Studi condotti da Heidegger e Husserl e ripresi in "Psiche e Techne" e "Il tramonto dell'occidente" di Umberto Galimberti.
Il "Tao della fisica" di F.Capra che dimostra palesemente come i principi della meccanica quantistica combaciano con i principi metafisici delle dottrine orientali.
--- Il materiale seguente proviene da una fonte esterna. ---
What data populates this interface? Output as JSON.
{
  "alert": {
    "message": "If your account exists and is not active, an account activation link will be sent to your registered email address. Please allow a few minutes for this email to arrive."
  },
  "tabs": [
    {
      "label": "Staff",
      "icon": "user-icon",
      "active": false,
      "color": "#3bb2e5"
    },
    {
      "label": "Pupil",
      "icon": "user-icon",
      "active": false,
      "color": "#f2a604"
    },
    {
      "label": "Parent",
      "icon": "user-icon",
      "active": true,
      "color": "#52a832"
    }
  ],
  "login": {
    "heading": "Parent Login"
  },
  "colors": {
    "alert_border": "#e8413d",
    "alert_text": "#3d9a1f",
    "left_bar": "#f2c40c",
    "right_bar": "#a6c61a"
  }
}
L'ameno e interessante dibattito, che ho riletto interamente, partiva da una affermazione circa la DIFFERENZA DI "OGGETTO" TRA SCIENZA E RELIGIONE. Si diceva che la scienza era "congetturale, rivedibile e relazionale", se non erro. Limitandosi, come prima approssimazione, alla VISIONE POPPERIANA, LA RICERCA SCIENTIFICA TENDE A METTERE CONTINUAMENTE IN DISCUSSIONE I PROPRI PRESUPPOSTI, ossia a "cogliere in fallo", con esperimenti adeguati, i principi teorici accettati. Si chiama più in generale "CONCEZIONE FALLIBILISTA" DELLA SCIENZA. Ora, già questo mette in discussione la tesi principale, poiché NESSUNO SCIENZIATO, SAPENDO DI POTER SBAGLIARE NELLE SUE CONVINZIONI, FAREBBE DEL "MALE" A UNO SCIENZIATO CHE LA PENSA DIVERSAMENTE DA LUI. Guardando alla storia delle religioni (che sono tante e diverse e non solo quelle monoteiste e tanto meno quelle della tradizione ebraico-cristiana), non mi pare questo sia avvenuto. Speriamo bene per il futuro. Ma poi, nell'intervento successivo, l'intervento d'apertura ha fornito l'opportunità di andare oltre e di parlare per così dire di una "struttura" comune. Altri hanno aggiunto che questa struttura comune appare nella cosiddetta "TEMPORALITÀ", tipica ad esempio di qualsiasi "racconto". Ora, la temporalità non va confusa con la storia e col carattere storico che sia la scienza sia le religioni hanno avuto. LA SCIENZA NON SI FERMA E NON VUOLE FERMARSI. HA MUTATO PARADIGMI, HA PRODOTTO RIVOLUZIONI INTELLETTUALI, HA SCALZATO VECCHI PREGIUDIZI. Lo stesso è avvenuto per molte religioni, ma pochi conoscono la storia delle religioni. Quella parte della ricerca scientifica che si chiama "sperimentale" non pone limiti alle possibilità delle risposte che dà la natura. La religione ha lo stesso spirito innovativo? Si può parlare di progresso allo stesso modo per la scienza e per la religione? Lo chiedo ai partecipanti al dibattito, poiché mi interessano le loro risposte. Chiedo solo di non negare l'evidenza. E' facile trovare sofisticherie circa l'esistenza di un progresso scientifici e tecnico, ma allora la perdita di contatto con la realtà assumerebbe contorni psicopatologici.